Raster map algebra using map calculator

Let us compute a difference map from the two 30 years aggregated precipitation maps.

        
g.region rast=precip_0_25deg.1981_2010.06.sum -p
r.mapcalc "diff_1951_1981_2010 = precip_0_25deg.1951.1980.sum - precip_0_25deg.1981.2010.sum"
r.colors -n diff_1951_1981_2010 color=differences
        
        
# we want to be sure to have the computational region set			
g.region rast=precip_0_25deg.1981_2010.06.sum -p
# Map algebra using map calculator
r.mapcalc "diff_1951_1981_2010 = precip_0_25deg.1951.1980.sum - precip_0_25deg.1981.2010.sum"
# apply inverse “differences” color table
r.colors raster=diff_1951_1981_2010 color=differences
        
 

Task:Visualize the difference map with the legend and compute univariate statistics over The Netherlands.

display difference map
Difference between precipitation (1951-1980) and (1981-2010)

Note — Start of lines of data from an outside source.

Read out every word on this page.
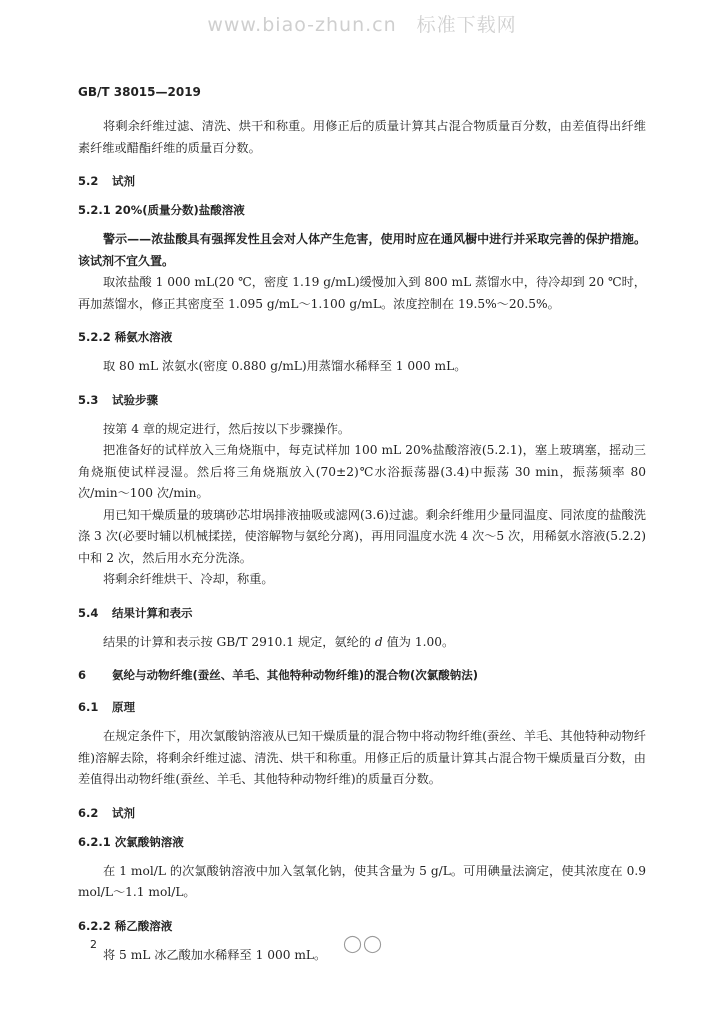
www.biao-zhun.cn　标准下载网
GB/T 38015—2019

将剩余纤维过滤、清洗、烘干和称重。用修正后的质量计算其占混合物质量百分数，由差值得出纤维素纤维或醋酯纤维的质量百分数。

5.2 试剂
5.2.1 20%(质量分数)盐酸溶液

警示——浓盐酸具有强挥发性且会对人体产生危害，使用时应在通风橱中进行并采取完善的保护措施。该试剂不宜久置。

取浓盐酸 1 000 mL(20 ℃，密度 1.19 g/mL)缓慢加入到 800 mL 蒸馏水中，待冷却到 20 ℃时，再加蒸馏水，修正其密度至 1.095 g/mL～1.100 g/mL。浓度控制在 19.5%～20.5%。

5.2.2 稀氨水溶液

取 80 mL 浓氨水(密度 0.880 g/mL)用蒸馏水稀释至 1 000 mL。

5.3 试验步骤

按第 4 章的规定进行，然后按以下步骤操作。

把准备好的试样放入三角烧瓶中，每克试样加 100 mL 20%盐酸溶液(5.2.1)，塞上玻璃塞，摇动三角烧瓶使试样浸湿。然后将三角烧瓶放入(70±2)℃水浴振荡器(3.4)中振荡 30 min，振荡频率 80 次/min～100 次/min。

用已知干燥质量的玻璃砂芯坩埚排液抽吸或滤网(3.6)过滤。剩余纤维用少量同温度、同浓度的盐酸洗涤 3 次(必要时辅以机械揉搓，使溶解物与氨纶分离)，再用同温度水洗 4 次～5 次，用稀氨水溶液(5.2.2)中和 2 次，然后用水充分洗涤。

将剩余纤维烘干、冷却，称重。

5.4 结果计算和表示

结果的计算和表示按 GB/T 2910.1 规定，氨纶的 d 值为 1.00。

6 氨纶与动物纤维(蚕丝、羊毛、其他特种动物纤维)的混合物(次氯酸钠法)
6.1 原理

在规定条件下，用次氯酸钠溶液从已知干燥质量的混合物中将动物纤维(蚕丝、羊毛、其他特种动物纤维)溶解去除，将剩余纤维过滤、清洗、烘干和称重。用修正后的质量计算其占混合物干燥质量百分数，由差值得出动物纤维(蚕丝、羊毛、其他特种动物纤维)的质量百分数。

6.2 试剂
6.2.1 次氯酸钠溶液

在 1 mol/L 的次氯酸钠溶液中加入氢氧化钠，使其含量为 5 g/L。可用碘量法滴定，使其浓度在 0.9 mol/L～1.1 mol/L。

6.2.2 稀乙酸溶液

将 5 mL 冰乙酸加水稀释至 1 000 mL。

2	◯◯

Zonal statistics in GRASS GIS

We want to extract a table with basic statistics over all the countries in Europe.

Main steps are:

        
v.info -c country_boundaries
v.db.select country_boundaries column="NAME"
g.region rast=precip_0_25deg.1981.2010.sum -p
v.to.rast country_boundaries out=country_boundaries use=cat labelcolumn="NAME"
r.category country_boundaries
r.univar -t precip_0_25deg.1981.2010.sum zones=country_boundaries sep="," output=countries_precip_1981_2010_sum.csv
r.univar -t diff_1951_1981_2010 zones=country_boundaries sep="," output=countries_precip_1951_1980_vs_1981_2010_sum.csv
        
        
# check the available column (or use wxGUI attribute manager)
v.info -c country_boundaries
# look at country names
v.db.select country_boundaries column="NAME"
# we want to be sure to have the computational region set	
g.region rast=precip_0_25deg.1981.2010.sum -p
# for zonal statistics, we convert the vector polyons to raster model
v.to.rast country_boundaries out=country_boundaries use=cat labelcolumn="NAME"
# check raster polygons
r.category country_boundaries
# get the statistics for each country as a table
r.univar -t precip_0_25deg.1981.2010.sum zones=country_boundaries sep="," output=countries_precip_1981_2010_sum.csv
r.univar -t diff_1951_1981_2010 zones=country_boundaries sep="," output=countries_precip_1951_1980_vs_1981_2010_sum.csv
        
 

Cluster analysis in GRASS GIS

Let us now do climatic characterisation of Europe using unsupervised classification

Main steps are:

        
g.list rast pattern="*_0_25deg.1981_2010.*.*"
i.group group=ecad_1981_2010 subgroup=ecad_1981_2010 input=`g.list rast pattern="*_0_25deg.1981_2010.*.*" sep=","`
i.cluster group=ecad_1981_2010 subgroup=ecad_1981_2010 sig=ecad_1981_2010 classes=5 separation=0.5
i.maxlik group=ecad_1981_2010 subgroup=ecad_1981_2010 sig=ecad_1981_2010 output=ecad_1981_2010.class rej=ecad_1981_2010.class.rej
        
        
# pick the variables of interest
g.list rast pattern="*_0_25deg.1981_2010.*.*"
# add maps to an imagery group for easier management
i.group group=ecad_1981_2010 subgroup=ecad_1981_2010 input=`g.list rast pattern="*_0_25deg.1981_2010.*.*" sep=","`
# statistics for unsupervised classification
i.cluster group=ecad_1981_2010 subgroup=ecad_1981_2010 sig=ecad_1981_2010 classes=5 separation=0.5
# Maximum Likelihood unsupervised classification
i.maxlik group=ecad_1981_2010 subgroup=ecad_1981_2010 sig=ecad_1981_2010 output=ecad_1981_2010.class rej=ecad_1981_2010.class.rej
        
 

display climatic zones
Climatic Zones of Europe

Check the manual of i.cluster and i.maxlik.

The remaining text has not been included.